Type 2 diabetes (T2D) is characterized by insulin resistance and an inadequate compensatory insulin secretion. Vitamin D supplementation was shown to reduce blood levels of hemoglobin A1c (HbA1c), a marker of diabetes, in vitamin D-deficient patients with T2D and/or prediabetes.[45],[46],[47],[48] The authors of a recent meta-analysis of controlled clinical trials, representing more than 3,800 participants, concluded: “Advising patients with higher HbA1c to test their vitamin D level and correct any deficiency will result in better blood glucose control and benefit the patient’s overall health.”[47]

New research also suggests that supplementation with vitamin D prior to pregnancy may help lower the risk of gestational diabetes mellitus (GDM) in pregnant women.[49] The authors concluded, “Pre-pregnancy supplemental vitamin D intake was significantly and inversely associated with risk of GDM. This study indicates potential benefits of increasing vitamin D intake from supplements in the prevention of GDM in women of reproductive age.”[49]

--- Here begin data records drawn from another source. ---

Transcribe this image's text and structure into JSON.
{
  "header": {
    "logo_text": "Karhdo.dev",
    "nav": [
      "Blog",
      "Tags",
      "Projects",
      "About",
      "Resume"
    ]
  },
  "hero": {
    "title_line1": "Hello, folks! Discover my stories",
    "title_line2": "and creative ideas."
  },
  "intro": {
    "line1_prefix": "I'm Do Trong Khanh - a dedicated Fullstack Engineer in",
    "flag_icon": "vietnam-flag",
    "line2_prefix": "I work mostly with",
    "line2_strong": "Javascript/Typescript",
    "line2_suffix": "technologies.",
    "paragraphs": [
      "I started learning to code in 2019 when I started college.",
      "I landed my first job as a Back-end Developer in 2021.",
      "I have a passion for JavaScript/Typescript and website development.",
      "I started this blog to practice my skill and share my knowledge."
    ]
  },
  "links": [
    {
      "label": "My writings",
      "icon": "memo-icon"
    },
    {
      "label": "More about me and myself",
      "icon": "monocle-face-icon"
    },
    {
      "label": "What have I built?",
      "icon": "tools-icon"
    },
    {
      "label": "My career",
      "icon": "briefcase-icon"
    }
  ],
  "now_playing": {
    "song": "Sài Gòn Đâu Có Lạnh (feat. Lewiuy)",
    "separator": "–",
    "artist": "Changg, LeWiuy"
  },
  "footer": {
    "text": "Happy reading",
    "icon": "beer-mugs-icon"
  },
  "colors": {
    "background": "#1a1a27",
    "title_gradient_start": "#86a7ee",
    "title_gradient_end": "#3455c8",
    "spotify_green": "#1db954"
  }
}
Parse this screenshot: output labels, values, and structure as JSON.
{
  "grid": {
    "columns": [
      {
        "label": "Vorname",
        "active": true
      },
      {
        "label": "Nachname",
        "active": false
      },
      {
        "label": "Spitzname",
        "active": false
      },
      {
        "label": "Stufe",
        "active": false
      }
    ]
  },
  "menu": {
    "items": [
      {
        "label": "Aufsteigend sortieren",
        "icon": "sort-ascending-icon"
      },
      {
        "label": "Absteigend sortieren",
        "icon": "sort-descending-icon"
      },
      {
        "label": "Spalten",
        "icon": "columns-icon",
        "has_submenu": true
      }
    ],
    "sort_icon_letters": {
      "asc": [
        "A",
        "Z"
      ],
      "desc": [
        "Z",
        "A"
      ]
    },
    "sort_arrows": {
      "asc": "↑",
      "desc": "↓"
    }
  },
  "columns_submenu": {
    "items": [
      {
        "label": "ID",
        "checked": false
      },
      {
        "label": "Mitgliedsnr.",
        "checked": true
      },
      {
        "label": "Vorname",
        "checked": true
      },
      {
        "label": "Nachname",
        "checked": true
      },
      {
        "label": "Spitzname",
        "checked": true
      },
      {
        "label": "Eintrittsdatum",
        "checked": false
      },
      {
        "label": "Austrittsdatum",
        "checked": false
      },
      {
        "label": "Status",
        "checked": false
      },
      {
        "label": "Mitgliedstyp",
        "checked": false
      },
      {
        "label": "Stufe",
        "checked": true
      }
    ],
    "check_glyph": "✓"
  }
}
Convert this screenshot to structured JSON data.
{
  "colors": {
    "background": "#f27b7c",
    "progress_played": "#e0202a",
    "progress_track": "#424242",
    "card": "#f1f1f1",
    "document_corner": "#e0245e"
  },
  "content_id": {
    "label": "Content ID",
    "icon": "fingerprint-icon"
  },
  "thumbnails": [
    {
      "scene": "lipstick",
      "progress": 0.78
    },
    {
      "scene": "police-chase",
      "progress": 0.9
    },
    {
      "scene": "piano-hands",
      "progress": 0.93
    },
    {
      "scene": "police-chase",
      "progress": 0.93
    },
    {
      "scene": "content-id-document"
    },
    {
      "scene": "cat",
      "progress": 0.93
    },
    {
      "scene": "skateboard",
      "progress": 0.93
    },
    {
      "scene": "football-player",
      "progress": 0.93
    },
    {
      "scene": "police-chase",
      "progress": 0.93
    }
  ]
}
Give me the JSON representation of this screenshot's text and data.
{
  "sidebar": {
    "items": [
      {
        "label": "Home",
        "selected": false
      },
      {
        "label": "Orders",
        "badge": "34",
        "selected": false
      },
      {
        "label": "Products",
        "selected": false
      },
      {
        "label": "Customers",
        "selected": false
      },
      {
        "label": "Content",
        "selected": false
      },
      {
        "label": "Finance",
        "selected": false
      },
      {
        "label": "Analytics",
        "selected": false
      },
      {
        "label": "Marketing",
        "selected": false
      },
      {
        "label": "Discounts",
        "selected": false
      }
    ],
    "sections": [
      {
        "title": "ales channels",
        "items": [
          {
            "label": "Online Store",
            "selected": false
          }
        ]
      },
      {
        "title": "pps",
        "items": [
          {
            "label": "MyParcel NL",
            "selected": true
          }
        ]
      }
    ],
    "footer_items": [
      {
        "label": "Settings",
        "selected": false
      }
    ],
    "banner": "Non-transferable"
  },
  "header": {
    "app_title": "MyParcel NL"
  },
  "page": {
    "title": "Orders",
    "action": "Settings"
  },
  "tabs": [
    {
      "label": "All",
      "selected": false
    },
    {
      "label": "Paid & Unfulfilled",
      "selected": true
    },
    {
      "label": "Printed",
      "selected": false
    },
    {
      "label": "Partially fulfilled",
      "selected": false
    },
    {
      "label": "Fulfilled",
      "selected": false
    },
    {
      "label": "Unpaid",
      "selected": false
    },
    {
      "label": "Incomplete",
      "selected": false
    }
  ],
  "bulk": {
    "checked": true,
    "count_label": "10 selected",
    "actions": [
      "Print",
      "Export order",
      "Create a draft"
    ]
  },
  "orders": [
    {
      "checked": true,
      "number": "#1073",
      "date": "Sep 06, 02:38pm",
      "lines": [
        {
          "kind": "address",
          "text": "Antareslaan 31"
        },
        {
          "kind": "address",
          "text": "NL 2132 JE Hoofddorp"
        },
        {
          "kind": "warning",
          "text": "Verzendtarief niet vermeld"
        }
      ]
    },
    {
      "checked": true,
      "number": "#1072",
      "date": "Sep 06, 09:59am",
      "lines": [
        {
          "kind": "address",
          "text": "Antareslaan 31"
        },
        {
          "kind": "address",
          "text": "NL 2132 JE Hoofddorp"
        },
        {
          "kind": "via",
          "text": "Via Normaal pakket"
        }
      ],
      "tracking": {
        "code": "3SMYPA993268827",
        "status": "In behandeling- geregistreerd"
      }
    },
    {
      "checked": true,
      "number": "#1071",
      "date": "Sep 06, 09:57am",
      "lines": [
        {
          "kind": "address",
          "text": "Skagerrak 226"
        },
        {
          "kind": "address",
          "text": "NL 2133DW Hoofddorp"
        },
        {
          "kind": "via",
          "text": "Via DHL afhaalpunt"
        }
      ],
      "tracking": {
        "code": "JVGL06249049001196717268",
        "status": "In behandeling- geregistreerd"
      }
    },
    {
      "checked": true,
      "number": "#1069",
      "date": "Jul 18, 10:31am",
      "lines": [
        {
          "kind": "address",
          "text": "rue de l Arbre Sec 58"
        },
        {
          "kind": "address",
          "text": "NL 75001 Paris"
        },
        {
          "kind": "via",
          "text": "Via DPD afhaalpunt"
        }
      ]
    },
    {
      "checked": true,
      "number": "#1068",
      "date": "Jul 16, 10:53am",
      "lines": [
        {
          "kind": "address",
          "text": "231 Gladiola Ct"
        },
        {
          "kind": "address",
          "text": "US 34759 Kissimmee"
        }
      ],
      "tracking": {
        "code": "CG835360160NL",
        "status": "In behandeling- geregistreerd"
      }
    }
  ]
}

How much vitamin D do we need?

The only way to assure you are getting enough vitamin D is to have your blood tested for the 25-hydroxy form of the vitamin, or 25(OH)D. One frequently asked question is, “What 25(OH)D level should I have?” There is considerable controversy on the subject, briefly summarized here:

  • The Institute of Medicine (IOM) guidelines, used by many laboratories for analyzing test results, classify blood 25(OH)D levels as follows: < 30 nmol/L as “deficient”; 30–50 nmol/L as “insufficient”; and 50–75 nmol/L as “sufficient.”[50]
  • However, many experts believe the IOM recommendations for 25(OH)D are too low. They argue that the level indicating sufficiency should be 75 nmol/L (30 ng/mL) or higher.[6],[9],[51],[52],[53],[54],[55]
  • The average 25(OH)D concentration in the Maasai people, who live a pastoral lifestyle in East Africa, is about 115 nmol/L (46 ng/mL).[56] This may be the “natural” 25(OH)D level experienced by our Paleolithic ancestors, who lived near the equator and wore minimal clothing.

Individuals with limited sun exposure will likely need to take a vitamin D supplement to meet their needs.[57] The recommended dietary allowance (RDA) is 600 IU of vitamin D per day for adults up to age 70, and 800 IU daily thereafter.[54] However, 800 IU per day is not sufficient to correct pre-existing vitamin D deficiencies.[58],[59],[60]

To reach a 25(OH)D blood level of at least 75 nmol/L (30 ng/mL) – the level advised by many experts, as discussed above – requires at least 1,000–2,000 IU per day of supplemental vitamin D, or even more in some individuals.[61],[62],[63],[64],[65],[66],[67] Supplemental vitamin D doses up to 4,000 IU per day are considered safe for adults.[54]

The form of vitamin D is also important: the studies cited herein mainly utilized vitamin D3 (cholecalciferol), which is superior to vitamin D2 (ergocalciferol). Cholecalciferol raises blood levels more effectively and is more active biologically than ergocalciferol.[68]

In sum, supplementation to correct vitamin D deficiency can help reduce age-related bone loss, prevent seasonal mood fluctuations, and support better health in individuals with autoimmune conditions. So for optimal health, consider having your blood tested for vitamin D, and grab a little sunshine – whether from the sun or from a bottle!